“A Slow Fire” – The Passion of Dodin Bouffant

His original title, “The Passion of Dodin Bouffant”, defines it much better than its Spanish title, which, together with its synopsis and poster, gives a somewhat false idea of ​​what kind of film it is. Yes, it’s a love story and yes, it’s a cooking story. But it is not the typical French good-natured film that usually reaches us under the heading “more than X million viewers in France”.

It is a culinary drama that, through the relationship of respect, admiration and ultimately love between Juliette Binoche and Benot Magimel, paints a portrait of the “passion of Dodin Bouffant” to which this remarkable film is dedicated, making brilliant use of ellipses. The final scene is as clear as it is unnecessary. A soundtrack that is conspicuous by its absence feels unnecessary.
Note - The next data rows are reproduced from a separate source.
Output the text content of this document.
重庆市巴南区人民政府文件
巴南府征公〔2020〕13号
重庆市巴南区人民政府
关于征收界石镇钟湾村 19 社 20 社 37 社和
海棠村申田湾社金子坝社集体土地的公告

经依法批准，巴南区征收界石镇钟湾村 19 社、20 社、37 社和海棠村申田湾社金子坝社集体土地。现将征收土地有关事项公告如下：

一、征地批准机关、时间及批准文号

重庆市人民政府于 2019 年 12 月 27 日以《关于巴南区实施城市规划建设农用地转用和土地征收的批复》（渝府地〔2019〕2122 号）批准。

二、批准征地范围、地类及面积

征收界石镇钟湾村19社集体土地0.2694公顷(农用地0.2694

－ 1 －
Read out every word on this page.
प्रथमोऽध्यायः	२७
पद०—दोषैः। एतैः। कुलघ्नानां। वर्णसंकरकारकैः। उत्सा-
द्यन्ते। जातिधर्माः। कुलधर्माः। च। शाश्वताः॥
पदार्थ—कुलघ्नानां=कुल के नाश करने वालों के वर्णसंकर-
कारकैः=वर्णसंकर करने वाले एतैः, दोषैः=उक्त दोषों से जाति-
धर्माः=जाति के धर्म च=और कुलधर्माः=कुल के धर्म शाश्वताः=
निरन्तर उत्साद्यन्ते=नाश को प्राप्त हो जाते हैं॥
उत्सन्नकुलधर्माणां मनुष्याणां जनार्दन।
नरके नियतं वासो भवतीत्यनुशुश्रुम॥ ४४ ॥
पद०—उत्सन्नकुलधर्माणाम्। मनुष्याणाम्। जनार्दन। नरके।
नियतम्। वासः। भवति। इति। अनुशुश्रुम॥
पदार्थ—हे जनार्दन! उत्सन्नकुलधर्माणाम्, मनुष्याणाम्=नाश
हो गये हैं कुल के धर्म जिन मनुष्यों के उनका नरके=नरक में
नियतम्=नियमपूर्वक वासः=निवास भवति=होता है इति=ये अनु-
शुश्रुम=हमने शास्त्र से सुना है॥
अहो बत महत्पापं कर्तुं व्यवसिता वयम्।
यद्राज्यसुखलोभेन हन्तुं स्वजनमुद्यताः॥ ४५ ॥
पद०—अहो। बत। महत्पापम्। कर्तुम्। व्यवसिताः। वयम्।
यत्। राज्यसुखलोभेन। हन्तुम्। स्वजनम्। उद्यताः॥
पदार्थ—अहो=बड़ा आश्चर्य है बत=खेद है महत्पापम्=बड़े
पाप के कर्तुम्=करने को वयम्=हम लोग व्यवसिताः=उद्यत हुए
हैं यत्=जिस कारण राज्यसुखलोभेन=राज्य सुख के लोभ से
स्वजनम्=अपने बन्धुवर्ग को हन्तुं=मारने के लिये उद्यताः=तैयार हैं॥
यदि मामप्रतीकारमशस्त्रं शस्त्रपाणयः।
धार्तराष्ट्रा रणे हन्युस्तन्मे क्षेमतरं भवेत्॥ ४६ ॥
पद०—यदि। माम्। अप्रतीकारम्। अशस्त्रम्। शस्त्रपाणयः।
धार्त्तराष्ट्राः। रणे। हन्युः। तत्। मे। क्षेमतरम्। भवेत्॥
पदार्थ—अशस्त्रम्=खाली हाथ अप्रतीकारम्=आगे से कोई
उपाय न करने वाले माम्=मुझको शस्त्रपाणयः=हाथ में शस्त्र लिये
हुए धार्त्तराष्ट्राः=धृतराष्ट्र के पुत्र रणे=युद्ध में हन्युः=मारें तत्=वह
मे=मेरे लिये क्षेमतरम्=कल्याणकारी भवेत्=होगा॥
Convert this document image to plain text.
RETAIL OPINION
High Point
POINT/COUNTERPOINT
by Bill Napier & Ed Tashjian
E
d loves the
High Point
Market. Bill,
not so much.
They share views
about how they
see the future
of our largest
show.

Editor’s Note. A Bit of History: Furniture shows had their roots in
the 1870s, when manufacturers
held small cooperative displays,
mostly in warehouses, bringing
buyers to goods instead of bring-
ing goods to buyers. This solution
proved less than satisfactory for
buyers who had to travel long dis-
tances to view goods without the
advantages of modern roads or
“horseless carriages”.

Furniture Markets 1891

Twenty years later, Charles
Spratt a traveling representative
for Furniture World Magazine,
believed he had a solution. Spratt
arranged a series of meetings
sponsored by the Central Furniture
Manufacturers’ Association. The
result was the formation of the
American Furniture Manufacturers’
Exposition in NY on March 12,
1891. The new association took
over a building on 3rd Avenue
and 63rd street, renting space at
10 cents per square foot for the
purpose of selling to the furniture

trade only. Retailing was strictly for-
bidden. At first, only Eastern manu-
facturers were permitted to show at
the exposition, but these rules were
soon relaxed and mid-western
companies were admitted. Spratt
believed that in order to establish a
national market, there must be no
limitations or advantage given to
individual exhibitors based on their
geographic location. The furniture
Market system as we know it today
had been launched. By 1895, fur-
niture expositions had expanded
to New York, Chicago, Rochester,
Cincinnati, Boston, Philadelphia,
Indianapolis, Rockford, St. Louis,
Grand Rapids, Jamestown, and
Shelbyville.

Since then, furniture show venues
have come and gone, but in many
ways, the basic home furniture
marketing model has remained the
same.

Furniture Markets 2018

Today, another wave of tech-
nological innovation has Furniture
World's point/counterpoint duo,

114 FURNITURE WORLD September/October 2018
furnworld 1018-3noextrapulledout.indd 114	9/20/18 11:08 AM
In “To simmer” (sic) those who speak are the ovens, and if they don’t speak about it. In one of these works that focus on the body and soul when eating, you don’t know whether it is better to see it well served or to whet your appetite. So it’s clearly a love story about the art of good cooking and the best food. Out of respect and admiration for whoever makes it into art.

And a way of life. Two hours (or so) in which Tran Anh Hung devotes eloquence and gastronomic sensitivity to describing what love and, almost by definition, respect is: that which gives “flavor” to life through the delicious pleasures of everyday life. With voyeuristic discretion and under an appearance of simplicity that is as honest as it is undisguised, as for dessert, effective and disarming.

And in my head there is only one image that sums it up: that of Anton Ego enjoying his “Ratatouille” at the end of the film of the same name. Something like that, but aimed at an audience more experienced in cooking (and in life).